発した声音は怜悧で冷たく機械の様で、そのどこか感情が欠落した物言いは人間味を感じさせない。
「来たか……とりあえず座れ」
そんな青年に返事を返したのはこの部屋の、いや、この家の主である男。座っているだけにも関わらず、その雰囲気はまるで冷たい刀の刃を思わせるような鋭い威圧感があった。雰囲気同様、鋭い眼光を青年に向けながら、命令するように口を開く。

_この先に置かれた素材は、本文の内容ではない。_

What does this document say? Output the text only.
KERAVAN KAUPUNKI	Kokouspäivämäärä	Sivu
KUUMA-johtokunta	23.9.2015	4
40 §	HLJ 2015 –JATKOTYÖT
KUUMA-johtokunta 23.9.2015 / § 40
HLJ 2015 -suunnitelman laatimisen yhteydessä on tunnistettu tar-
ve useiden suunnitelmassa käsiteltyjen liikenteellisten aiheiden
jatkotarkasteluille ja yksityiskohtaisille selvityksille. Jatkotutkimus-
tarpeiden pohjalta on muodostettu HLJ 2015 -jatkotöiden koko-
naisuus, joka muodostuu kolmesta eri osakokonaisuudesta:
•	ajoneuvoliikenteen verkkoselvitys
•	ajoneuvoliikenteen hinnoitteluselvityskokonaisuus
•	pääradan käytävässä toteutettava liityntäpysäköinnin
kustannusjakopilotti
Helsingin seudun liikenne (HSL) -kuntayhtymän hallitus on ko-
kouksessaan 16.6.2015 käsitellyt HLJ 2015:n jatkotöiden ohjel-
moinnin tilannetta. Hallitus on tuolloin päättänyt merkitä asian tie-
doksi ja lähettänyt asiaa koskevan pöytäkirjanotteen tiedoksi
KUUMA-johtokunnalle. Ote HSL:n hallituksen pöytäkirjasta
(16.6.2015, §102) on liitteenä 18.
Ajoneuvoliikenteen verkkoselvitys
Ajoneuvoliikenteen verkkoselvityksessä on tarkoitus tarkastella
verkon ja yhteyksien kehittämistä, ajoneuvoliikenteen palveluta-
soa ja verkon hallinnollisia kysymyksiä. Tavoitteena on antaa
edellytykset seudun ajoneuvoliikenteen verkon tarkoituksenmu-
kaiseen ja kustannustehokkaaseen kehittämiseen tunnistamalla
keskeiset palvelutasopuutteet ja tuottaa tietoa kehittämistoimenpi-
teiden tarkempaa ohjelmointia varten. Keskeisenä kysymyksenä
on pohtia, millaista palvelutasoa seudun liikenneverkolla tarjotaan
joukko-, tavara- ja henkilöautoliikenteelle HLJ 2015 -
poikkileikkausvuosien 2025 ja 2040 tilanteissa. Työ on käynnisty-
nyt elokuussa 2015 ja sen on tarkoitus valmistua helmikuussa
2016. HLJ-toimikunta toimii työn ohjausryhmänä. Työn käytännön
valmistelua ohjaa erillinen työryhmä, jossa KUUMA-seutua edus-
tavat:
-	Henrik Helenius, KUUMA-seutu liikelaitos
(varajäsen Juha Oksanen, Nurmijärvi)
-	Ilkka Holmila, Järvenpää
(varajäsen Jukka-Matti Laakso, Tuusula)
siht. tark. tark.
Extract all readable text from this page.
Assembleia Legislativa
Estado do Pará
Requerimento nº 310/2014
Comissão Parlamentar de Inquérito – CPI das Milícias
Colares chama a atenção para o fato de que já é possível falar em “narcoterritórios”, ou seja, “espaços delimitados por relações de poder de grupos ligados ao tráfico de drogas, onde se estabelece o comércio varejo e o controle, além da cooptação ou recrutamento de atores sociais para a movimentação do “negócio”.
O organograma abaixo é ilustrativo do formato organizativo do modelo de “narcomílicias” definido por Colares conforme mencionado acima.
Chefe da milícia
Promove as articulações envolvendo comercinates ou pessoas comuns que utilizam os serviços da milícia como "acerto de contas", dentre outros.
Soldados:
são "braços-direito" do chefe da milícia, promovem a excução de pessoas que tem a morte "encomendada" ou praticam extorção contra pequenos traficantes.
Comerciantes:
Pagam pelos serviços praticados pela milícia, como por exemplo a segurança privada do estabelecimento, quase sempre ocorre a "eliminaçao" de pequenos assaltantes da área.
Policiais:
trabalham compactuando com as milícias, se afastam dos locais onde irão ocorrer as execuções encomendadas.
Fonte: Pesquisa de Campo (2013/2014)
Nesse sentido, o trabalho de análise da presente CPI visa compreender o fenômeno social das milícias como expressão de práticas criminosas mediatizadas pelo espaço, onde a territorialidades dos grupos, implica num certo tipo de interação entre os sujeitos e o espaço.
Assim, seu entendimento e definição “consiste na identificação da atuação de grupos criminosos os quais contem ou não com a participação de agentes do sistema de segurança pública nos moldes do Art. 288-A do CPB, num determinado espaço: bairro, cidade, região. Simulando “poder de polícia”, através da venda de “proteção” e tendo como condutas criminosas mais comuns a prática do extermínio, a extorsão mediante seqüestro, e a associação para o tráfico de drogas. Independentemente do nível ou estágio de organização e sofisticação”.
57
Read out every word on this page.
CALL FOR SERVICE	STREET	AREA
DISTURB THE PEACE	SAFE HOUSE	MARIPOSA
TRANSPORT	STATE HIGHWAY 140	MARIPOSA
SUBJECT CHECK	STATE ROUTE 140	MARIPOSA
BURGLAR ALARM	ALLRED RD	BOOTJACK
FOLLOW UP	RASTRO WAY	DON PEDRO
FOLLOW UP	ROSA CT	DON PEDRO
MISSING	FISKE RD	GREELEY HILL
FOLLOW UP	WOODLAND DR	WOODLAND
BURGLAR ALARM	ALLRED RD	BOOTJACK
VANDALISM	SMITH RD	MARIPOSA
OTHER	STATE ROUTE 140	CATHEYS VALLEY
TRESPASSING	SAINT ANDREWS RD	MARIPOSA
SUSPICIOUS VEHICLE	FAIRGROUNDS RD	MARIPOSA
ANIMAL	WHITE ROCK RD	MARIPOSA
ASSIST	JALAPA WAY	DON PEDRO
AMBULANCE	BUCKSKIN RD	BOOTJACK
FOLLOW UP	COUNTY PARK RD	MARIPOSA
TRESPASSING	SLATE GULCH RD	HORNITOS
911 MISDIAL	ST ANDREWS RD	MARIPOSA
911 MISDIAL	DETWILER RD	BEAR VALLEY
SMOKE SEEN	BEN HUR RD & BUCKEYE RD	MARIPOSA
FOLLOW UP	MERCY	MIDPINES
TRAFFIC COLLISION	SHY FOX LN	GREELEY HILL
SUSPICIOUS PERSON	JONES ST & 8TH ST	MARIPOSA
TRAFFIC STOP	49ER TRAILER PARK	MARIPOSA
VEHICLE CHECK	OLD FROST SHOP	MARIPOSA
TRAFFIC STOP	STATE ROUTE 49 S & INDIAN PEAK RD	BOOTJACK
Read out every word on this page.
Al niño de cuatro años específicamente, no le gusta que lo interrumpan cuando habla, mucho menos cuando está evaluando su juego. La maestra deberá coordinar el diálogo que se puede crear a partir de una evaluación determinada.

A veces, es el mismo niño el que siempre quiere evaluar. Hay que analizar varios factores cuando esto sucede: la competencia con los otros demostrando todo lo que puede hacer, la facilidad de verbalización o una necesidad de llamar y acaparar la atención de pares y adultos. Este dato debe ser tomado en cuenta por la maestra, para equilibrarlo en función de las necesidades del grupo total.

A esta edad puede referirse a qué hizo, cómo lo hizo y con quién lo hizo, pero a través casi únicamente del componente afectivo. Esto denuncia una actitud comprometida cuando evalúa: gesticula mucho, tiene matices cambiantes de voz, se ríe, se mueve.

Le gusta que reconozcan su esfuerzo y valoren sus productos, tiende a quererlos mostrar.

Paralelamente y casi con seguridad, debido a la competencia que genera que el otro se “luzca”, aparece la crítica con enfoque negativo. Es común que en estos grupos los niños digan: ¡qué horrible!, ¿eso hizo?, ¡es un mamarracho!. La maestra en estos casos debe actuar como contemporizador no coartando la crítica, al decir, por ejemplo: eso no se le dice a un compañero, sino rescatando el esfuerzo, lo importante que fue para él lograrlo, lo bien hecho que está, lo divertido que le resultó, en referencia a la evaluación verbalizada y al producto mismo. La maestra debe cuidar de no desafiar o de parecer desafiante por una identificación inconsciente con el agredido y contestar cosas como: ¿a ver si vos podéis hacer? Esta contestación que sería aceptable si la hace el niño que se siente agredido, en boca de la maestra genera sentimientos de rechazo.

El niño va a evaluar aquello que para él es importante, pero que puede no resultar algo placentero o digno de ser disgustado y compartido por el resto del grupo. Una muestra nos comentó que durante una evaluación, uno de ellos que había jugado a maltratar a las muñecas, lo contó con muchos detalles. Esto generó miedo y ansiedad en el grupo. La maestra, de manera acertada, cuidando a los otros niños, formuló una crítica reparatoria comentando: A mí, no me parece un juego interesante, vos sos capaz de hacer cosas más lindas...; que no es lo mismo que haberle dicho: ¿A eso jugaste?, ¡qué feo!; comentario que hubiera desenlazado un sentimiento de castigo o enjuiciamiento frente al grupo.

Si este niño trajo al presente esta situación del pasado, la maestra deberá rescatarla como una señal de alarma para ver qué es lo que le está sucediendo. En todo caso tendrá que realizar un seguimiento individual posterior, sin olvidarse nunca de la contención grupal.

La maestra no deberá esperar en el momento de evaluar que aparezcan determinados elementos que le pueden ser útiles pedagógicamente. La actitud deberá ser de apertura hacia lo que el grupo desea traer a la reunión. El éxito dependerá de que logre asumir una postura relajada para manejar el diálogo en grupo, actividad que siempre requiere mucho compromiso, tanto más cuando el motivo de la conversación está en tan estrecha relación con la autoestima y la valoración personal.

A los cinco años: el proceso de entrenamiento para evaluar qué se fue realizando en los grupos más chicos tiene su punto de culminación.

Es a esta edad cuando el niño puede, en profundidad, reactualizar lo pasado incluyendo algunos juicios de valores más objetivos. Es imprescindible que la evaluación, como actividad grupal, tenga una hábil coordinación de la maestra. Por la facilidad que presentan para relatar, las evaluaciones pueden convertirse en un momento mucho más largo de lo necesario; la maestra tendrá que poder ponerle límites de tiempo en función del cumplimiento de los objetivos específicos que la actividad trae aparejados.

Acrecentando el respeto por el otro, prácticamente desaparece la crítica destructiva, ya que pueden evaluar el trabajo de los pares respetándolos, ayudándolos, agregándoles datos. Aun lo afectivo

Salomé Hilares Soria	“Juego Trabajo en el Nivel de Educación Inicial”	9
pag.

男の言う通り、青年は畳の上に腰を下ろすとそのまま正座の姿勢になった。
青年が正座したのを見ると、男はゆっくりと呼んだ経緯を話し出す。
「正式に決まった」
主語も目的語も何もない漠然とした言葉。
もし横で話を聞いていた人がいれば、頭に疑問符が浮かび上がることだろう。
だが、男の目の前に座る青年はしっかりと理解しているのか、無表情で小さく頷いた。
「……そうですか」
「妹のことだというのに、随分と冷めてるな」
「それは父上に言われることではありませんよ。……それにこれはいつまでも足踏みしているあの娘の自業自得。もう三年も期間を与えたんです。この家に生まれたからには何かしらの使命を持つのが定め。これがあの娘の定めなのでしょう」
「ふっ、それもそうだな」
男は青年の言葉に小さく笑みを零した。
自分の息子なだけあり、随分と冷酷で無慈悲な判断を下すものだ。
しかし、次期当主として、家を第一に見るその姿勢は間違いではない。
きっとこいつは俺を超える歴代最強の当主となるだろうな、と男は密かに思った。
「それで父上。日にちはいつ頃に?」
「ああ、予定としては再来週となった」
「そうですか。では、それまでに僕があの娘を連れ帰ってこさせればいいということですね?」
「そうしてくれ。頼むぞ、
「わかりました」
霧刃と呼ばれた青年は月明かりに照らされるその和室で、表情をピクリとも変えず静かに頷いた。